Putting the Plan in Place
Two years later, the Iowa DOT has begun working toward reducing snow plow lifecycles from about 17 years to 12 years. And while the fleet hasn’t quite reached the recommended replacement window of six to seven years, Fleet Manager David May said it’s a step in the right direction.
“Reducing from 17 to 12 years is a big step and required us to ask for additional money from our legislature,” he said. “Our plan is to monitor progress toward our efficiency goals and to review the ‘optimal fleet life’ of our trucks moving forward. If the model continues to point toward a shorter life span, we will take additional steps to move in that direction. We will need a couple years of data before we will see if a shorter life span is still supported by the fleet life optimization model.”
Currently, the fleet is replacing 143 of its 903 plow trucks — approximately double the number typically purchased in a year, and the largest buy for the fleet to date. This initial influx of new plows will move the needle toward lowering the average truck age. Then, starting in FY-2020, Iowa DOT will order 75 trucks per year to phase in the new replacement plan at a more metered cadence over the next 12 years.
“While we made an initial push for funding for a large quantity of new trucks, phasing this in over a 12-year period will avoid creating peaks and valleys in future funding needs,” May explained. “Replacing a larger quantity will simply create a problem 12 years down the road when a large number of trucks will need replacement all at once. A phased-in approach is the best way to make a change in fleet life.”
The Benefits of Shorter Lifecycles
So far opting to replace aging plows has helped avoid exorbitant repair costs. “The last winter was hard on our old trucks,” May said. “I was able to make the decision to retire a number of units rather than to commit to expensive repairs on trucks that were near the end of their life. It was a great benefit to avoid costly and time-consuming repairs.”
May said Iowa DOT has already experienced a savings of around $300,000 by not replacing engines in old trucks toward the end of last winter since new trucks are on the way.
This upcoming winter, May said taking delivery of the new trucks is expected to result in increased uptime for the fleet and improved service levels, too. But those aren’t the only upsides of the new replacement schedule.
“Shortening the lifecycles is a great benefit for our fleet,” May said. “It allows us to adopt improved safety features, increases reliability, and moves us into a fleet that is much more environmentally responsible.”

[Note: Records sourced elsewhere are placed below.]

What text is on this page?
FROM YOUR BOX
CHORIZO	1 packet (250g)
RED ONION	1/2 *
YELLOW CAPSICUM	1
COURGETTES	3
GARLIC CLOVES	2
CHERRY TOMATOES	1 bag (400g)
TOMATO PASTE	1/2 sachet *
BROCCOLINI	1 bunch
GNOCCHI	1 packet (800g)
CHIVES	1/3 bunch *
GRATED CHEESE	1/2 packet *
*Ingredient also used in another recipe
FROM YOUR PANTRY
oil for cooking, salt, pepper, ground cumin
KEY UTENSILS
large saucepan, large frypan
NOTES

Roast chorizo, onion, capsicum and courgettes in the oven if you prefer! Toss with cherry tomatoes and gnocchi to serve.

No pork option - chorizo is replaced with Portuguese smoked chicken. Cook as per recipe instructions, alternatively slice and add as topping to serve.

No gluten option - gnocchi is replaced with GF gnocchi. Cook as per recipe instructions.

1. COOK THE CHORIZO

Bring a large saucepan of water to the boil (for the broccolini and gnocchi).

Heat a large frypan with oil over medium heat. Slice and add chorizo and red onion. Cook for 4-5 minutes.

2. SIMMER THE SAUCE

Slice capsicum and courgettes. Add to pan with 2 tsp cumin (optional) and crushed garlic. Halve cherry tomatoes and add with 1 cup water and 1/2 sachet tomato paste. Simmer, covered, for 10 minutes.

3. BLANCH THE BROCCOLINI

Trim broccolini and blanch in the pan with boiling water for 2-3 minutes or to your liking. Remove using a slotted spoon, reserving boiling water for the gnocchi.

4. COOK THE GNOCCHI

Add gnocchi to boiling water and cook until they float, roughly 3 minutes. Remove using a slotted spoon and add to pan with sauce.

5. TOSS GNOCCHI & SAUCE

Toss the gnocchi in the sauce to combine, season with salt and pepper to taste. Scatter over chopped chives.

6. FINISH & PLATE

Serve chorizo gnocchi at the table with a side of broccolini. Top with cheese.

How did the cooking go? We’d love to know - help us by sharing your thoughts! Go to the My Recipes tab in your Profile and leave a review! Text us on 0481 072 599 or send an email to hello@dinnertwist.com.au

Moving forward, May plans to continue to monitor the results of shorter lifecycles for Iowa DOT snow plows. Although the study focused on snow trucks because they represent the fleet’s single largest investment, May said he is also interested in learning if lifecycles for other types of equipment should be adjusted — whether that’s longer or shorter.
As the fleet begins to implement the changes as a result of the study, May underscores the value of partnering with Iowa State and investing in research.
“The project was funded by special research dollars that resulted in a change in our business practice, and we will save money as a result,” May said. “This project shows how strong partnerships, well-invested research dollars, and a lot of work can pay off for years to come. I am proud to have been a part of this change in our fleet.”